Would you be willing to do good work without a sense of self-interest—enlightened or otherwise?
By Ron Schultz
In championing the ideas put forth in Creating Good Work, I have spoken to hundreds of entrepreneurs about simply doing the work.
Take the step and do it.
Today, I received news—long after the fact—that David Green, one of my closest friends throughout middle school, high school and today, ran for the U.S. Congress this past spring in Urbana/Champaign, Ill. He lost in the primary but that is almost secondary to his actually running for office and the message he was bringing forward.
David has always surprised me. His courage and willingness to step up for what he wants or believes often belies his gentle and sometimes awkward persona. That external manifestation doesn’t seem to stop him.
And, I must say, I love it.
There are those of us who can talk about doing and then there are those of us who do. How many of us, for instance, would decide that running for office and serving the public in a very public manner, would be a choice? David was never the kind to run for school office or become the front man for a cause.
Obviously, something changed.
As a policy analyst working within a university, he was close to the action but there was something that propelled him from being “close to” to become a “part of.” I’m sure there were ideological motivations for taking this step but deciding to serve others is more than simply ideology. And in this climate of abject political rancor, taking a conscious and public stand for what you believe in and putting yourself on the line with those beliefs, is a civics lesson we could all learn from.

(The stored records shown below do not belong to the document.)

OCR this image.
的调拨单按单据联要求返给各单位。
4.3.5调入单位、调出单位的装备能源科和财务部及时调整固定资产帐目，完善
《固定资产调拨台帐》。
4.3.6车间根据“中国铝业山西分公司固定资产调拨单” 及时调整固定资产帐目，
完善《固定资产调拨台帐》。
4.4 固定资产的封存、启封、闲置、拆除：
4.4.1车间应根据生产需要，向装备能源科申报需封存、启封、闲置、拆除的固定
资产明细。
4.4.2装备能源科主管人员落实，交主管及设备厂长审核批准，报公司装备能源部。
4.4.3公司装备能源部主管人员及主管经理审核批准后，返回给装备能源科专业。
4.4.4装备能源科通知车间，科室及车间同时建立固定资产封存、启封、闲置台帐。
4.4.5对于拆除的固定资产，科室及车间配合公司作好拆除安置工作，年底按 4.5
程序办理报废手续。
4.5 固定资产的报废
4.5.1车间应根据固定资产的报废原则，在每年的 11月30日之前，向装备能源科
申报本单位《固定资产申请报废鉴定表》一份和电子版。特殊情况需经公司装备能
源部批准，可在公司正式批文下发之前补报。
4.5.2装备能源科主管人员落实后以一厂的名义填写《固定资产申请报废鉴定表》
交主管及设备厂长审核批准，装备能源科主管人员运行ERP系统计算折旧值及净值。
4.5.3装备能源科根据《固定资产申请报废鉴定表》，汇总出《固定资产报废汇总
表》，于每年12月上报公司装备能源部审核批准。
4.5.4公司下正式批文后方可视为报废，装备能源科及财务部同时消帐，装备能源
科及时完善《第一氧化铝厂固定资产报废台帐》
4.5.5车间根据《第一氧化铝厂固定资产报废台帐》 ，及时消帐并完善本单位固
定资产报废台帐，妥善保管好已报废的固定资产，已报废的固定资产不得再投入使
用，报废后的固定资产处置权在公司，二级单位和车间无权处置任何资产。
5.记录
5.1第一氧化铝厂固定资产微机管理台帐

I suppose it comes down to the idea of citizenship.
David billed himself as an insurgent progressive and the banner on his website was an extraordinary reminder from another insurgent progressive, Dr. Martin Luther King, Jr.:
“True peace is not merely the absence of tension; it is the presence of justice.”
As David explained to me:
“I've paid my intellectual dues for too long not to assert my views in terms that people can understand. The truth needs to be heard, at long last, and I'm tired of modesty born of self-deprecation as opposed to humbly but assertively responding to my personal calling and taking my lifelong interests and talents seriously.”
That is a call to action!
And those of us who try to launch entrepreneurial efforts that have real social benefit might think about applying a similar perspective to what's in front of us. Because that drive to serve is not reserved to one ideology. In fact, to some extent, what has come to be called social entrepreneurship, has been striving to find a way beyond ideology to serve. It has been an attempt to serve others while supporting those efforts so we can continue to serve.
Public Service in the Name of Enlightened Self Interest
There are some who might call this enlightened self-interest but I think it is exactly that definition that has limited our ability to be of real service: service that actually transforms the problem.

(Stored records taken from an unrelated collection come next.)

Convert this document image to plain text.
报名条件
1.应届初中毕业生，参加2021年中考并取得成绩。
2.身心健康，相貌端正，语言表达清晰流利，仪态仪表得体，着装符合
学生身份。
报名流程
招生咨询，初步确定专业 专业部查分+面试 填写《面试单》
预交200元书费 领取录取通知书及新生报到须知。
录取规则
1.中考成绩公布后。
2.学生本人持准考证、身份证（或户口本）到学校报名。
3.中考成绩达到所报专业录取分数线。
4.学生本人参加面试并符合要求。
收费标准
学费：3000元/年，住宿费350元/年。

For too long we have excused enlightened self-interest as a reasonable means for benefiting others. But is self-interest really serving others better or simply a rationale for serving me better? I am not suggesting that entrepreneurial efforts somehow shift from providing effective support for those doing the work. Far from it. Doing good work requires that due compensation is integral to the process. But what would well-compensated good work look like without self-interest?
Dennis Washburn, another friend who has been spent a majority of his life in public service, has been confronted by this dilemma throughout his career. Dennis was the founding mayor of the city of Calabasas, on the outer edge of Los Angeles, Calif. He served on the city council for 20 years and was mayor five times during that period. He has also served and led the Santa Monica Mountains Resource Conservation District.

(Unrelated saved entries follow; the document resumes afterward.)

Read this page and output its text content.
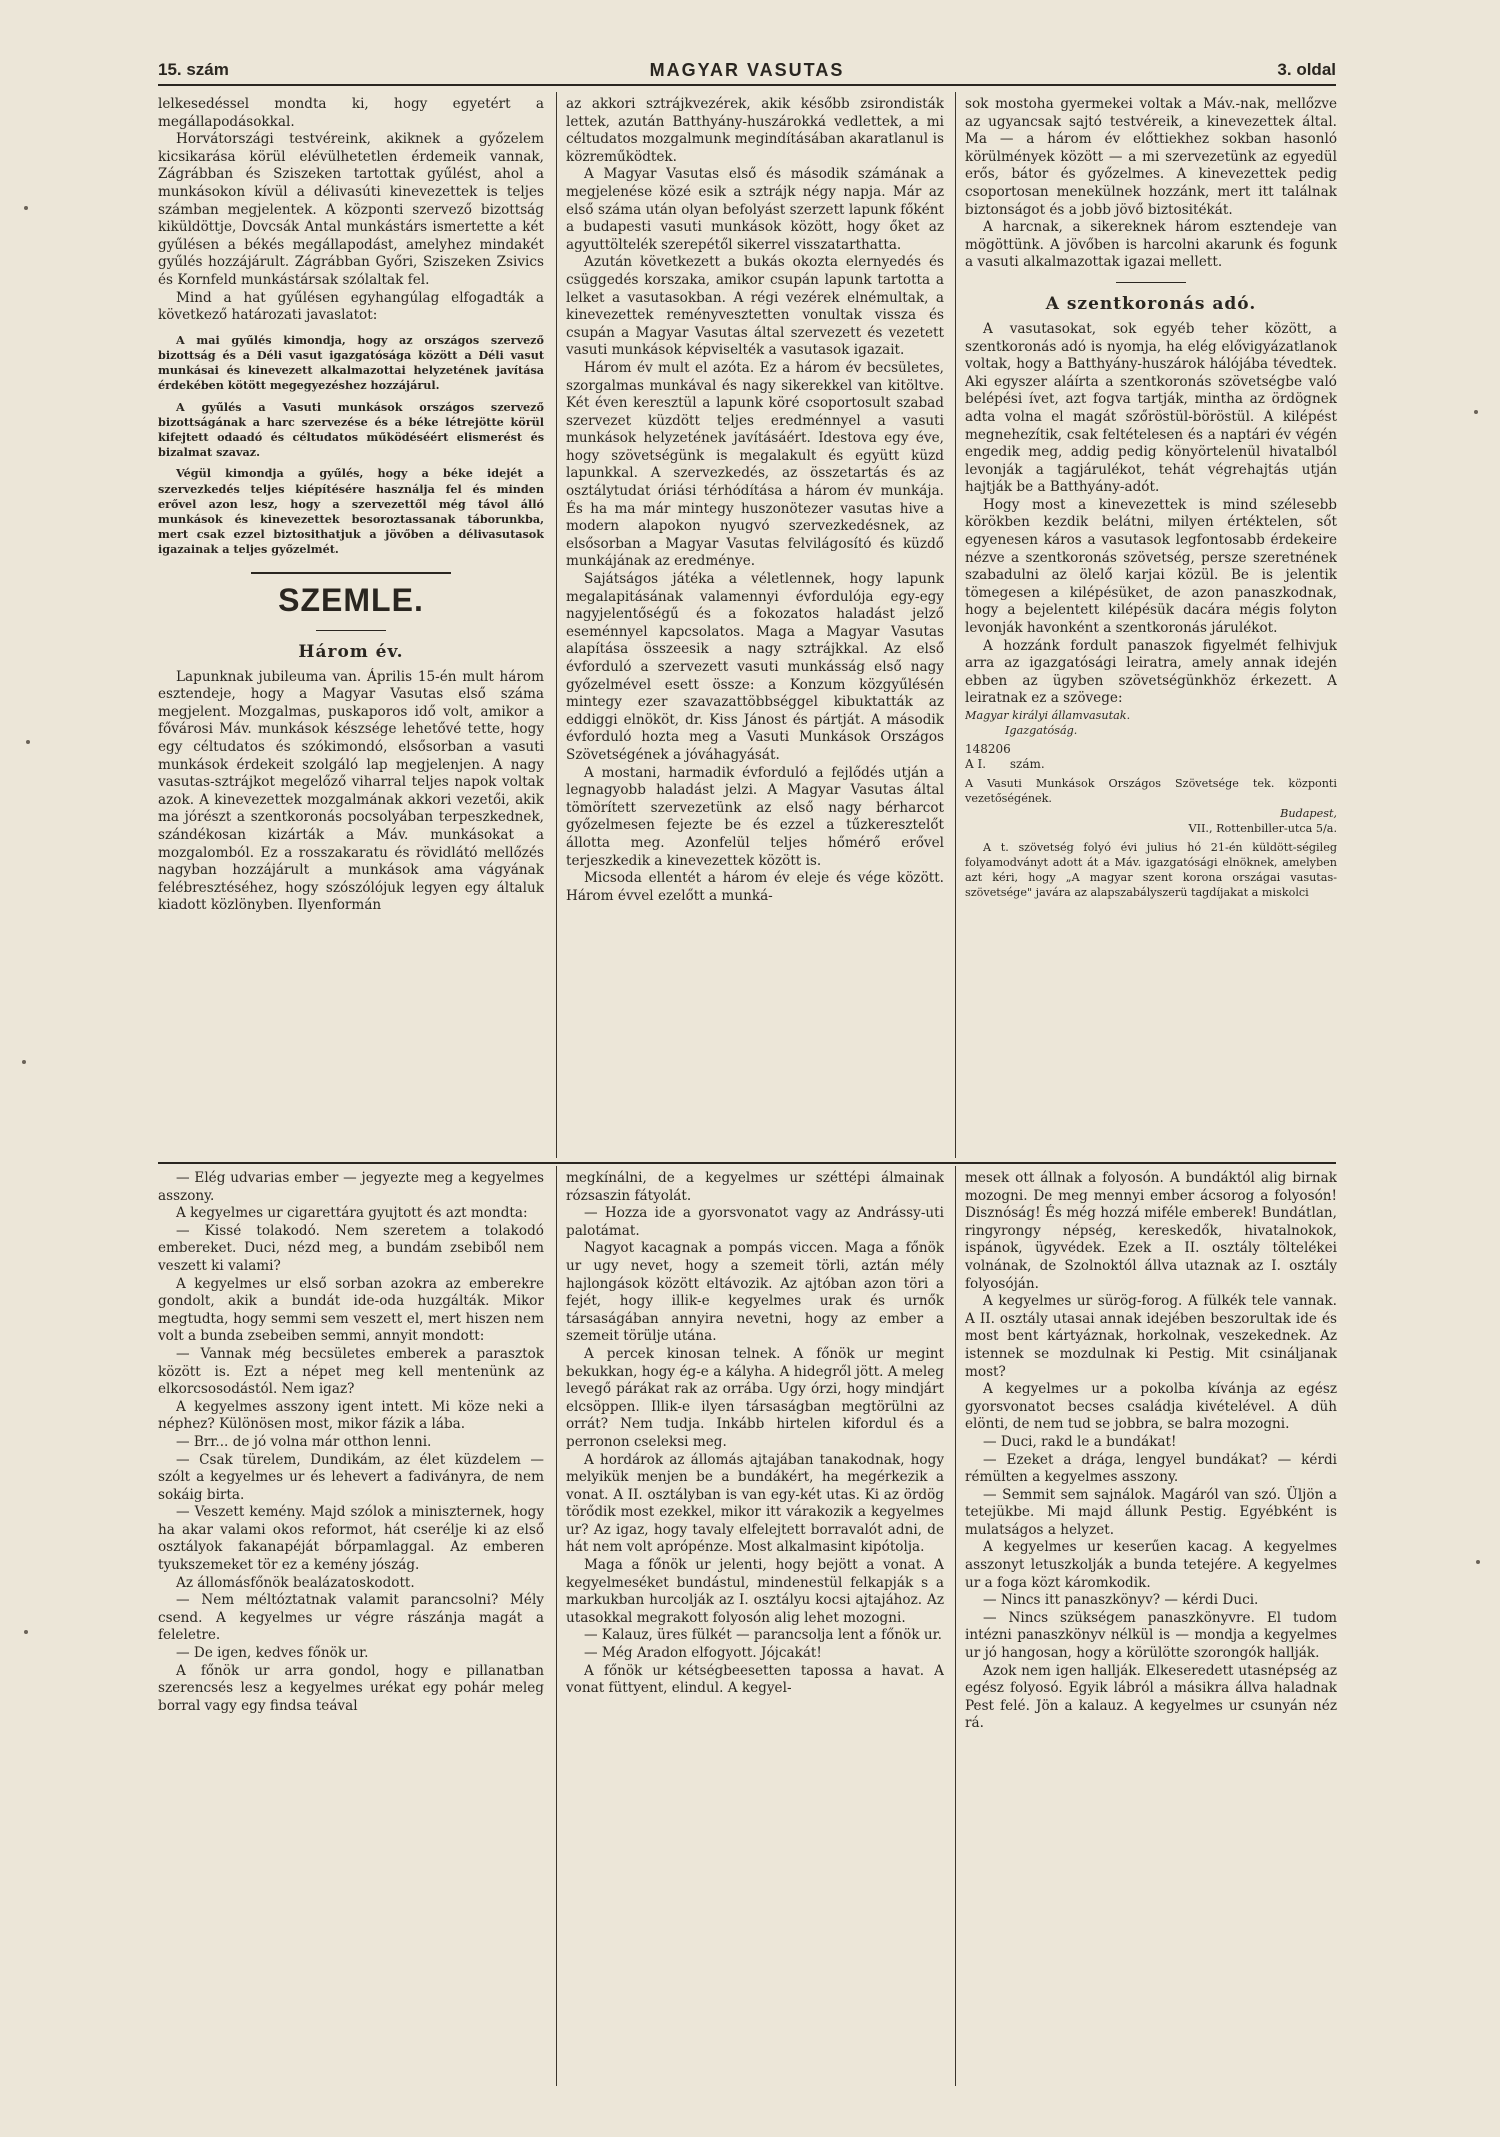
15. szám	MAGYAR VASUTAS	3. oldal

lelkesedéssel mondta ki, hogy egyetért a megállapodásokkal.

Horvátországi testvéreink, akiknek a győzelem kicsikarása körül elévülhetetlen érdemeik vannak, Zágrábban és Sziszeken tartottak gyűlést, ahol a munkásokon kívül a délivasúti kinevezettek is teljes számban megjelentek. A központi szervező bizottság kiküldöttje, Dovcsák Antal munkástárs ismertette a két gyűlésen a békés megállapodást, amelyhez mindakét gyűlés hozzájárult. Zágrábban Győri, Sziszeken Zsivics és Kornfeld munkástársak szólaltak fel.

Mind a hat gyűlésen egyhangúlag elfogadták a következő határozati javaslatot:

A mai gyűlés kimondja, hogy az országos szervező bizottság és a Déli vasut igazgatósága között a Déli vasut munkásai és kinevezett alkalmazottai helyzetének javítása érdekében kötött megegyezéshez hozzájárul.

A gyűlés a Vasuti munkások országos szervező bizottságának a harc szervezése és a béke létrejötte körül kifejtett odaadó és céltudatos működéséért elismerést és bizalmat szavaz.

Végül kimondja a gyűlés, hogy a béke idejét a szervezkedés teljes kiépítésére használja fel és minden erővel azon lesz, hogy a szervezettől még távol álló munkások és kinevezettek besoroztassanak táborunkba, mert csak ezzel biztosithatjuk a jövőben a délivasutasok igazainak a teljes győzelmét.

SZEMLE.
Három év.

Lapunknak jubileuma van. Április 15-én mult három esztendeje, hogy a Magyar Vasutas első száma megjelent. Mozgalmas, puskaporos idő volt, amikor a fővárosi Máv. munkások készsége lehetővé tette, hogy egy céltudatos és szókimondó, elsősorban a vasuti munkások érdekeit szolgáló lap megjelenjen. A nagy vasutas-sztrájkot megelőző viharral teljes napok voltak azok. A kinevezettek mozgalmának akkori vezetői, akik ma jórészt a szentkoronás pocsolyában terpeszkednek, szándékosan kizárták a Máv. munkásokat a mozgalomból. Ez a rosszakaratu és rövidlátó mellőzés nagyban hozzájárult a munkások ama vágyának felébresztéséhez, hogy szószólójuk legyen egy általuk kiadott közlönyben. Ilyenformán

az akkori sztrájkvezérek, akik később zsirondisták lettek, azután Batthyány-huszárokká vedlettek, a mi céltudatos mozgalmunk megindításában akaratlanul is közreműködtek.

A Magyar Vasutas első és második számának a megjelenése közé esik a sztrájk négy napja. Már az első száma után olyan befolyást szerzett lapunk főként a budapesti vasuti munkások között, hogy őket az agyuttöltelék szerepétől sikerrel visszatarthatta.

Azután következett a bukás okozta elernyedés és csüggedés korszaka, amikor csupán lapunk tartotta a lelket a vasutasokban. A régi vezérek elnémultak, a kinevezettek reményvesztetten vonultak vissza és csupán a Magyar Vasutas által szervezett és vezetett vasuti munkások képviselték a vasutasok igazait.

Három év mult el azóta. Ez a három év becsületes, szorgalmas munkával és nagy sikerekkel van kitöltve. Két éven keresztül a lapunk köré csoportosult szabad szervezet küzdött teljes eredménnyel a vasuti munkások helyzetének javításáért. Idestova egy éve, hogy szövetségünk is megalakult és együtt küzd lapunkkal. A szervezkedés, az összetartás és az osztálytudat óriási térhódítása a három év munkája. És ha ma már mintegy huszonötezer vasutas hive a modern alapokon nyugvó szervezkedésnek, az elsősorban a Magyar Vasutas felvilágosító és küzdő munkájának az eredménye.

Sajátságos játéka a véletlennek, hogy lapunk megalapitásának valamennyi évfordulója egy-egy nagyjelentőségű és a fokozatos haladást jelző eseménnyel kapcsolatos. Maga a Magyar Vasutas alapítása összeesik a nagy sztrájkkal. Az első évforduló a szervezett vasuti munkásság első nagy győzelmével esett össze: a Konzum közgyűlésén mintegy ezer szavazattöbbséggel kibuktatták az eddiggi elnököt, dr. Kiss Jánost és pártját. A második évforduló hozta meg a Vasuti Munkások Országos Szövetségének a jóváhagyását.

A mostani, harmadik évforduló a fejlődés utján a legnagyobb haladást jelzi. A Magyar Vasutas által tömörített szervezetünk az első nagy bérharcot győzelmesen fejezte be és ezzel a tűzkeresztelőt állotta meg. Azonfelül teljes hőmérő erővel terjeszkedik a kinevezettek között is.

Micsoda ellentét a három év eleje és vége között. Három évvel ezelőtt a munká-

sok mostoha gyermekei voltak a Máv.-nak, mellőzve az ugyancsak sajtó testvéreik, a kinevezettek által. Ma — a három év előttiekhez sokban hasonló körülmények között — a mi szervezetünk az egyedül erős, bátor és győzelmes. A kinevezettek pedig csoportosan menekülnek hozzánk, mert itt találnak biztonságot és a jobb jövő biztositékát.

A harcnak, a sikereknek három esztendeje van mögöttünk. A jövőben is harcolni akarunk és fogunk a vasuti alkalmazottak igazai mellett.

A szentkoronás adó.

A vasutasokat, sok egyéb teher között, a szentkoronás adó is nyomja, ha elég elővigyázatlanok voltak, hogy a Batthyány-huszárok hálójába tévedtek. Aki egyszer aláírta a szentkoronás szövetségbe való belépési ívet, azt fogva tartják, mintha az ördögnek adta volna el magát szőröstül-böröstül. A kilépést megnehezítik, csak feltételesen és a naptári év végén engedik meg, addig pedig könyörtelenül hivatalból levonják a tagjárulékot, tehát végrehajtás utján hajtják be a Batthyány-adót.

Hogy most a kinevezettek is mind szélesebb körökben kezdik belátni, milyen értéktelen, sőt egyenesen káros a vasutasok legfontosabb érdekeire nézve a szentkoronás szövetség, persze szeretnének szabadulni az ölelő karjai közül. Be is jelentik tömegesen a kilépésüket, de azon panaszkodnak, hogy a bejelentett kilépésük dacára mégis folyton levonják havonként a szentkoronás járulékot.

A hozzánk fordult panaszok figyelmét felhivjuk arra az igazgatósági leiratra, amely annak idején ebben az ügyben szövetségünkhöz érkezett. A leiratnak ez a szövege:

Magyar királyi államvasutak.

Igazgatóság.

148206
A I. szám.

A Vasuti Munkások Országos Szövetsége tek. központi vezetőségének.

Budapest,

VII., Rottenbiller-utca 5/a.

A t. szövetség folyó évi julius hó 21-én küldött-ségileg folyamodványt adott át a Máv. igazgatósági elnöknek, amelyben azt kéri, hogy „A magyar szent korona országai vasutas-szövetsége" javára az alapszabályszerü tagdíjakat a miskolci

— Elég udvarias ember — jegyezte meg a kegyelmes asszony.

A kegyelmes ur cigarettára gyujtott és azt mondta:

— Kissé tolakodó. Nem szeretem a tolakodó embereket. Duci, nézd meg, a bundám zsebiből nem veszett ki valami?

A kegyelmes ur első sorban azokra az emberekre gondolt, akik a bundát ide-oda huzgálták. Mikor megtudta, hogy semmi sem veszett el, mert hiszen nem volt a bunda zsebeiben semmi, annyit mondott:

— Vannak még becsületes emberek a parasztok között is. Ezt a népet meg kell mentenünk az elkorcsosodástól. Nem igaz?

A kegyelmes asszony igent intett. Mi köze neki a néphez? Különösen most, mikor fázik a lába.

— Brr... de jó volna már otthon lenni.

— Csak türelem, Dundikám, az élet küzdelem — szólt a kegyelmes ur és lehevert a fadiványra, de nem sokáig birta.

— Veszett kemény. Majd szólok a miniszternek, hogy ha akar valami okos reformot, hát cserélje ki az első osztályok fakanapéját bőrpamlaggal. Az emberen tyukszemeket tör ez a kemény jószág.

Az állomásfőnök bealázatoskodott.

— Nem méltóztatnak valamit parancsolni? Mély csend. A kegyelmes ur végre rászánja magát a feleletre.

— De igen, kedves főnök ur.

A főnök ur arra gondol, hogy e pillanatban szerencsés lesz a kegyelmes urékat egy pohár meleg borral vagy egy findsa teával

megkínálni, de a kegyelmes ur széttépi álmainak rózsaszin fátyolát.

— Hozza ide a gyorsvonatot vagy az Andrássy-uti palotámat.

Nagyot kacagnak a pompás viccen. Maga a főnök ur ugy nevet, hogy a szemeit törli, aztán mély hajlongások között eltávozik. Az ajtóban azon töri a fejét, hogy illik-e kegyelmes urak és urnők társaságában annyira nevetni, hogy az ember a szemeit törülje utána.

A percek kinosan telnek. A főnök ur megint bekukkan, hogy ég-e a kályha. A hidegről jött. A meleg levegő párákat rak az orrába. Ugy órzi, hogy mindjárt elcsöppen. Illik-e ilyen társaságban megtörülni az orrát? Nem tudja. Inkább hirtelen kifordul és a perronon cseleksi meg.

A hordárok az állomás ajtajában tanakodnak, hogy melyikük menjen be a bundákért, ha megérkezik a vonat. A II. osztályban is van egy-két utas. Ki az ördög törődik most ezekkel, mikor itt várakozik a kegyelmes ur? Az igaz, hogy tavaly elfelejtett borravalót adni, de hát nem volt aprópénze. Most alkalmasint kipótolja.

Maga a főnök ur jelenti, hogy bejött a vonat. A kegyelmeséket bundástul, mindenestül felkapják s a markukban hurcolják az I. osztályu kocsi ajtajához. Az utasokkal megrakott folyosón alig lehet mozogni.

— Kalauz, üres fülkét — parancsolja lent a főnök ur.

— Még Aradon elfogyott. Jójcakát!

A főnök ur kétségbeesetten tapossa a havat. A vonat füttyent, elindul. A kegyel-

mesek ott állnak a folyosón. A bundáktól alig birnak mozogni. De meg mennyi ember ácsorog a folyosón! Disznóság! És még hozzá miféle emberek! Bundátlan, ringyrongy népség, kereskedők, hivatalnokok, ispánok, ügyvédek. Ezek a II. osztály töltelékei volnának, de Szolnoktól állva utaznak az I. osztály folyosóján.

A kegyelmes ur sürög-forog. A fülkék tele vannak. A II. osztály utasai annak idejében beszorultak ide és most bent kártyáznak, horkolnak, veszekednek. Az istennek se mozdulnak ki Pestig. Mit csináljanak most?

A kegyelmes ur a pokolba kívánja az egész gyorsvonatot becses családja kivételével. A düh elönti, de nem tud se jobbra, se balra mozogni.

— Duci, rakd le a bundákat!

— Ezeket a drága, lengyel bundákat? — kérdi rémülten a kegyelmes asszony.

— Semmit sem sajnálok. Magáról van szó. Üljön a tetejükbe. Mi majd állunk Pestig. Egyébként is mulatságos a helyzet.

A kegyelmes ur keserűen kacag. A kegyelmes asszonyt letuszkolják a bunda tetejére. A kegyelmes ur a foga közt káromkodik.

— Nincs itt panaszkönyv? — kérdi Duci.

— Nincs szükségem panaszkönyvre. El tudom intézni panaszkönyv nélkül is — mondja a kegyelmes ur jó hangosan, hogy a körülötte szorongók hallják.

Azok nem igen hallják. Elkeseredett utasnépség az egész folyosó. Egyik lábról a másikra állva haladnak Pest felé. Jön a kalauz. A kegyelmes ur csunyán néz rá.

Dennis’ work in both these public arenas has not been about personal self-aggrandizement, but humble service that takes his talents seriously. That is not to say that Dennis operates without ego but his drive to serve is propelled by something other than himself. Has he been compensated for his efforts? Yes, but he still had a daily job he had to go to that supported his service.
If we are to truly recognize our talents and apply them as a means to benefit others, should that service simply be recompense enough? No.
The fact that people like David and Dennis are willing to put their beliefs to work for the public good should not be predicated on their desire to rake in millions. But enlightened self-interest pre-supposes that it does.
Self Interest: A Powerful Force?
Doing good work that serves the greater community requires us to rethink our priorities about how the community supports those efforts better. Perhaps electing more public officials like David and Dennis is a means toward that end. But methinks self-interest is a constant and powerful force working against the changes we need to bring about real justice in our society.
Would you be willing to do good work without a sense of self-interest, enlightened or otherwise?
Nike reminds us to “Just do it.” Do you think they would?